Progress Toward 2021 Canadian Monetary Policy Renewal

  • Global Risk Institute
canadian currency

INTRODUCTION

Central banks have deployed a range of conventional and unconventional tools in their emergency responses to the COVID-19 pandemic and its economic disruptions. These extraordinary measures have also refreshed discussions around the need for strong public engagement on the part of monetary authorities. As Bank of Canada (BoC) Governor Tiff Macklem noted at the Jackson Hole Symposium in August 2020, “The imperative is to step boldly beyond market transparency and engage with the public to explain how our actions serve our economy-wide objectives.”
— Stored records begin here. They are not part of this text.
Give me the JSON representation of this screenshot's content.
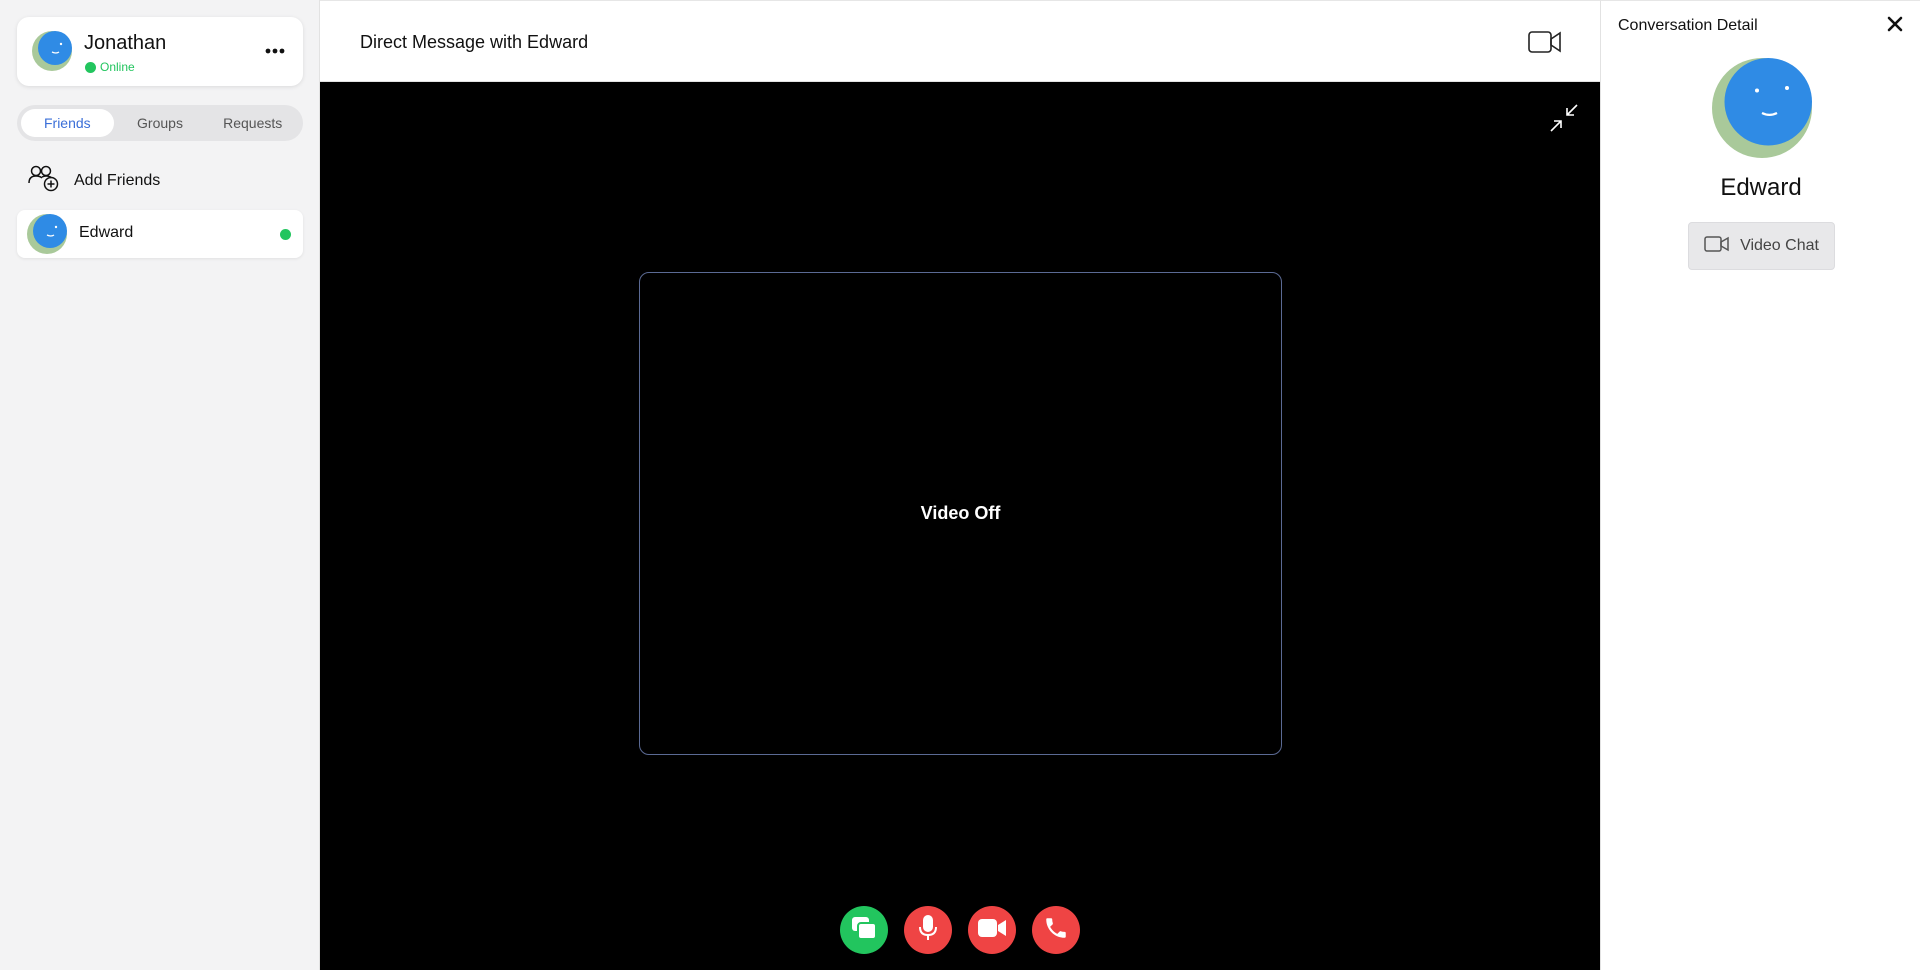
{
  "user": {
    "name": "Jonathan",
    "status": "Online"
  },
  "tabs": [
    {
      "label": "Friends",
      "active": true
    },
    {
      "label": "Groups",
      "active": false
    },
    {
      "label": "Requests",
      "active": false
    }
  ],
  "add_friends": {
    "label": "Add Friends"
  },
  "friends": [
    {
      "name": "Edward",
      "online": true
    }
  ],
  "header": {
    "title": "Direct Message with Edward"
  },
  "video": {
    "status_text": "Video Off"
  },
  "controls": [
    {
      "name": "share-screen-button",
      "icon": "screen-share-icon",
      "color": "#22c55e"
    },
    {
      "name": "mute-mic-button",
      "icon": "microphone-icon",
      "color": "#ef4444"
    },
    {
      "name": "toggle-camera-button",
      "icon": "video-camera-icon",
      "color": "#ef4444"
    },
    {
      "name": "end-call-button",
      "icon": "phone-hangup-icon",
      "color": "#ef4444"
    }
  ],
  "panel": {
    "title": "Conversation Detail",
    "contact_name": "Edward",
    "video_chat_label": "Video Chat"
  },
  "colors": {
    "accent": "#3b6fd8",
    "online": "#22c55e",
    "danger": "#ef4444",
    "avatar_blue": "#2f8be5",
    "avatar_green": "#a9c99a"
  }
}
Governor Macklem’s call for “a deeper relationship between the central bank and its citizens” coincides with a routine re-assessment of monetary policy in Canada. The BoC is in the process of a multi-year review in advance of the renewal of its monetary policy framework in 2021. Culminating in an inflation-control agreement with the Government of Canada every five years, the renewal process adds credibility to the Bank’s inflation objective and underpins its operational independence. The BoC runs a research program in the years preceding each scheduled agreement to inform the terms for renewal. As a milestone in its current program, the Bank held a virtual workshop on August 26, 2020, entitled “Towards the 2021 Renewal of the Monetary Policy Framework.” Senior Deputy Governor Carolyn Wilkins described the event as an occasion to share and discuss the research progress made thus far, but also to solicit the feedback of attendees as part of the Bank’s wider public outreach.